Dummerweise brachte das Nynaeve in eine Situation, in der sie im Grunde wieder wie eine Schülerin behandelt wurde. Sie sah ja ein, warum es von Nutzen war, die einhundert Gewebe zu kennen – sie hatte viel zu wenig Zeit gehabt, sie zu studieren, und buchstäblich jede Schwester kannte sie. Aber indem sie sich mit dem Unterricht einverstanden erklärte, hatte sie nicht andeuten wollen, dass sie sich selbst als Schülerin sah!
Sie griff nach ihrem Zopf und bremste sich. Die Art und Weise, wie sie ihre Gefühle sichtlich zum Ausdruck brachte, trug ebenfalls dazu bei, wie sie von den anderen Aes Sedai behandelt wurde. Hätte sie doch nur dieses alterslose Gesicht! Pah!
Daigians nächstes Gewebe verursachte ein lautes Ploppen in der Luft, und wieder war es unnötig kompliziert. Nynaeve kopierte es, ohne groß darüber nachzudenken, und vertraute es zugleich ihrer Erinnerung an.

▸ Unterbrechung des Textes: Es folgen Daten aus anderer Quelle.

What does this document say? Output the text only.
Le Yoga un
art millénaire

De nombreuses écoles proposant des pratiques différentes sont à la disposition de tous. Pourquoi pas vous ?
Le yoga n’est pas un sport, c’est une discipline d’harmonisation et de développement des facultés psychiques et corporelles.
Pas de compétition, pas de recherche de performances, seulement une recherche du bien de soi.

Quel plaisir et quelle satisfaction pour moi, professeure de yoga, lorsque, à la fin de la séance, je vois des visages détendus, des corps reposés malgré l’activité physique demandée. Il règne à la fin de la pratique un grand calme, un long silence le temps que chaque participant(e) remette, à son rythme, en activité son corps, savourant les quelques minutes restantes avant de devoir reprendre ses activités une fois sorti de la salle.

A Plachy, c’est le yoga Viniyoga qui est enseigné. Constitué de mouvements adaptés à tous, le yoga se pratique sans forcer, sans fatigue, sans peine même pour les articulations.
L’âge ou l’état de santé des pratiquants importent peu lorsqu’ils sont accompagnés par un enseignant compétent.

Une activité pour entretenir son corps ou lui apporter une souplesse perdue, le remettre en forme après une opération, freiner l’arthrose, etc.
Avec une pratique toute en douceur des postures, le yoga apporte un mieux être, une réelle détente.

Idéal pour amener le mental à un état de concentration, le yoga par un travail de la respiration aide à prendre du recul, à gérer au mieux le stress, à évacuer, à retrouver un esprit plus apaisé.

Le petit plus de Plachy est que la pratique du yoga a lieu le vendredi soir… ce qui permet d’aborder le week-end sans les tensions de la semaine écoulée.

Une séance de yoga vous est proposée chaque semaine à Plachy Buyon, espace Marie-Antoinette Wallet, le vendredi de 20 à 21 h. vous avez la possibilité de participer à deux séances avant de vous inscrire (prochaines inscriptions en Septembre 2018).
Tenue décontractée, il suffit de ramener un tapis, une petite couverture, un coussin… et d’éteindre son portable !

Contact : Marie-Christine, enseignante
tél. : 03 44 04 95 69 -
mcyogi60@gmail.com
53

Daigian starrte das Gewebe einen Augenblick lang an, einen nachdenklichen Ausdruck auf dem Gesicht.
»Was?«, fragte Nynaeve gereizt.
»Hm? Oh, nichts. Ich … es ist nur … als ich dieses Gewebe das letzte Mal erschuf, benutzte ich es, um … ich … egal.«
Eben. Ihr Behüter war jung gewesen, fünfzehn oder sechzehn, und sie hatte ihn sehr gemocht. Eben und Daigian hatten Spiele gespielt, wie ein Junge und seine ältere Schwester und weniger wie Aes Sedai und Behüter.
Ein Junge, der gerade mal sechzehn war, dachte Nynaeve, tot. Muss Rand sie denn so jung rekrutieren?
Daigians Miene erstarrte, sie konnte ihre Gefühle viel besser verbergen, als Nynaeve das je geschafft hätte.
Möge das Licht dafür sorgen, dass ich nie in die gleiche Situation gerate, dachte sie. Jedenfalls nicht für viele, viele Jahre. Noch war Lan nicht ihr Behüter, aber sie wollte ihn so schnell wie möglich dazu machen. Schließlich war er schon ihr Ehemann. Es ärgerte sie noch immer, dass Myrelle den Bund übernommen hatte.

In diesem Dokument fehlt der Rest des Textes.